Inoltre, il Treasury a 30 anni è diventato il principale titolo di riferimento per valutare l’andamento del mercato dei titoli di Stato USA, oltre a essere utilizzato anche per mostrare le aspettative sull’andamento dei tassi di interesse e sulle prospettive economiche del paese Nordamericano.

Tipologie di titoli di Stato USA

I titoli di Stato USA si distinguono, tenendo conto della specifica categoria, in Treasury Bill (o T-Bill), Treasury Note (o T-Note) e in Treasury Bond (o T-Bond).

Il termine Treasury Bill indica i titoli a breve termine, con scadenze a 4, 13, 26 e 52 settimane.
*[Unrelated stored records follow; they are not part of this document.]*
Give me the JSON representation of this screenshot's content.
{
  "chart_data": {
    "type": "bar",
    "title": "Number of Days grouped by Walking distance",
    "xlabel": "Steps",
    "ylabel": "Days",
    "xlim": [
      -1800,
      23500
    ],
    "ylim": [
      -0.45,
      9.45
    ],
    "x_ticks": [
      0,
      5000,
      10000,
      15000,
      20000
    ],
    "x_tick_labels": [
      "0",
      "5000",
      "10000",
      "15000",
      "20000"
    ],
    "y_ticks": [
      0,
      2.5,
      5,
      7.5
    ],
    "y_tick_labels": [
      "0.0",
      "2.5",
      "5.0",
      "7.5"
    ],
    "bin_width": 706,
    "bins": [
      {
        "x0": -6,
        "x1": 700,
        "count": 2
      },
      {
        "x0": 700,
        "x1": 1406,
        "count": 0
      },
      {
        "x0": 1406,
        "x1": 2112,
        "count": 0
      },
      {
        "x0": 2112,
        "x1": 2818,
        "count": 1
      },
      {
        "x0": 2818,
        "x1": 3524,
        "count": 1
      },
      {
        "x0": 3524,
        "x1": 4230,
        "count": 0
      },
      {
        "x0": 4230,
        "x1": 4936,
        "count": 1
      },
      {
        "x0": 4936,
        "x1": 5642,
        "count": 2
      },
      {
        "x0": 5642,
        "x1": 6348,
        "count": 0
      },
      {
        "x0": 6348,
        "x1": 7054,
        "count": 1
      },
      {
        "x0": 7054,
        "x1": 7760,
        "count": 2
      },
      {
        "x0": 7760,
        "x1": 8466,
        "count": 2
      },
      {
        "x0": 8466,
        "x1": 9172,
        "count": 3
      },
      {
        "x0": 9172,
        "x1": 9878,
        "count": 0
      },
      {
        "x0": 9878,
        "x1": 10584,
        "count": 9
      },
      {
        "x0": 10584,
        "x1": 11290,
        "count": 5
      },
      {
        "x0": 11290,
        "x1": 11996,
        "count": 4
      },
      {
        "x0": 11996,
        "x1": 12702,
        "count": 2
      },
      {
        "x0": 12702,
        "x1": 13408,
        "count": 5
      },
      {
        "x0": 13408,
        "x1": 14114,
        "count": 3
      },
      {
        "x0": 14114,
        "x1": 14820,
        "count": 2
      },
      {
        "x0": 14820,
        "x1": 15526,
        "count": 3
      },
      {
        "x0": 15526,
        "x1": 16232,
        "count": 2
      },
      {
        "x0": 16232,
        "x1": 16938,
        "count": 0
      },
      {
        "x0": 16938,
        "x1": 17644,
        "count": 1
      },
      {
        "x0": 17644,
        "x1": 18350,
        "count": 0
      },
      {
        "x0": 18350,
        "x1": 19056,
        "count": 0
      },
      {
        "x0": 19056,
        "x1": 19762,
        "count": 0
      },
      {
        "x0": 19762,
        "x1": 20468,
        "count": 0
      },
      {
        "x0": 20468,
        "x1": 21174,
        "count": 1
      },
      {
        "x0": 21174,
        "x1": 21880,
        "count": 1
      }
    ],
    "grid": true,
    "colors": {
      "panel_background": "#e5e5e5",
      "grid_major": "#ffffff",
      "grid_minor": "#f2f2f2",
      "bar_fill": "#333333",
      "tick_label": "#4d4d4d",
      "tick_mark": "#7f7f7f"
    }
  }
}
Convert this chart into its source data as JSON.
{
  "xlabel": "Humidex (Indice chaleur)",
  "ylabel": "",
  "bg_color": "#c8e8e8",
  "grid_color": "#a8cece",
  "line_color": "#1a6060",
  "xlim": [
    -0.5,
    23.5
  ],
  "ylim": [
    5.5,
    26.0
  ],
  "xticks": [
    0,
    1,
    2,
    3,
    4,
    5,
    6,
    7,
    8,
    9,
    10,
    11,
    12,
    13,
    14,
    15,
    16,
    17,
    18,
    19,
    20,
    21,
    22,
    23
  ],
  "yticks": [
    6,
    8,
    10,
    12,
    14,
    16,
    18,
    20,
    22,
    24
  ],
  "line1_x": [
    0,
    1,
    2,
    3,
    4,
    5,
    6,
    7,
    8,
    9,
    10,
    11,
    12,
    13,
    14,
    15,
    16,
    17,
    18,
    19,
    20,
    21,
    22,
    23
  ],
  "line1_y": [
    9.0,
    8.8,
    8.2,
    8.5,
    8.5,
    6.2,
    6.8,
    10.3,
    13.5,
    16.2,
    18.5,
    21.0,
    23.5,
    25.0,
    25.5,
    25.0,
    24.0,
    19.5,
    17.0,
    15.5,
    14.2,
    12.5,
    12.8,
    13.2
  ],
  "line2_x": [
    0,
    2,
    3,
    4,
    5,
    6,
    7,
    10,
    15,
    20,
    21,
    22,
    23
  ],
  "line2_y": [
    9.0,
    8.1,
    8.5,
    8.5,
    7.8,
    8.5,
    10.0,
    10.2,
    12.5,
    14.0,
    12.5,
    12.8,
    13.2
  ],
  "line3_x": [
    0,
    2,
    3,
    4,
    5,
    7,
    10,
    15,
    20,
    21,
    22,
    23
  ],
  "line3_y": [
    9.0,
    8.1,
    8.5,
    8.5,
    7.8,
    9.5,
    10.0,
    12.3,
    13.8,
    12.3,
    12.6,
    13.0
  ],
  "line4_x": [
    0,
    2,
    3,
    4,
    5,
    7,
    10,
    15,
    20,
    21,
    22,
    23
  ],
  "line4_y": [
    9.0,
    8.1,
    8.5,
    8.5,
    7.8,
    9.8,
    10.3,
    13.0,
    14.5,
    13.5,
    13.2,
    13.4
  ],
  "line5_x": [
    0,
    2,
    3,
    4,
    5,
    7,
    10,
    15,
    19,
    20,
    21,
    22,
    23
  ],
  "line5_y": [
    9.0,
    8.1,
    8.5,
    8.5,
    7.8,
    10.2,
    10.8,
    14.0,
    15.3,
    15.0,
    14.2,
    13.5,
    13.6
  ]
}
Questi non pagano interessi periodici visto che sono acquistati a sconto rispetto al valore nominali (emessi sotto la pari) e il rendimento è dato dalla differenza tra il prezzo di acquisto e quello di vendita.

Il Treasury Note presenta scadenze a medio e a lungo termine, pari a 2, 3, 5, 7 e 10 anni e riconosce all’investitore una cedola semestrale a tasso fisso.

Come accennato, la scadenza del Treasury Bond è a 30 anni, la maggiore per i titoli di Stato USA, e prevede una cedola semestrale a tasso fisso per il risparmiatore.

Titoli a reddito variabile

Il governo statunitense emette anche bond del Tesoro a reddito variabile, con lo scopo di proteggere il capitale investito dall’inflazione.

Si tratta dei titoli chiamati Treasury Inflation-Protected Securities (TIPS), emessi con scadenza pari a 5, 10, e 30 anni, i quali offrono rendimenti più bassi ma con maggiore garanzia di rendimento sul lungo periodo.

Nonostante la caratteristica intrinseca nel vantaggio di promettere un rendimento variabile, il tasso di interesse è fisso, in quanto è il capitale investito ad essere rivalutato periodicamente in funzione dell’andamento dell’inflazione.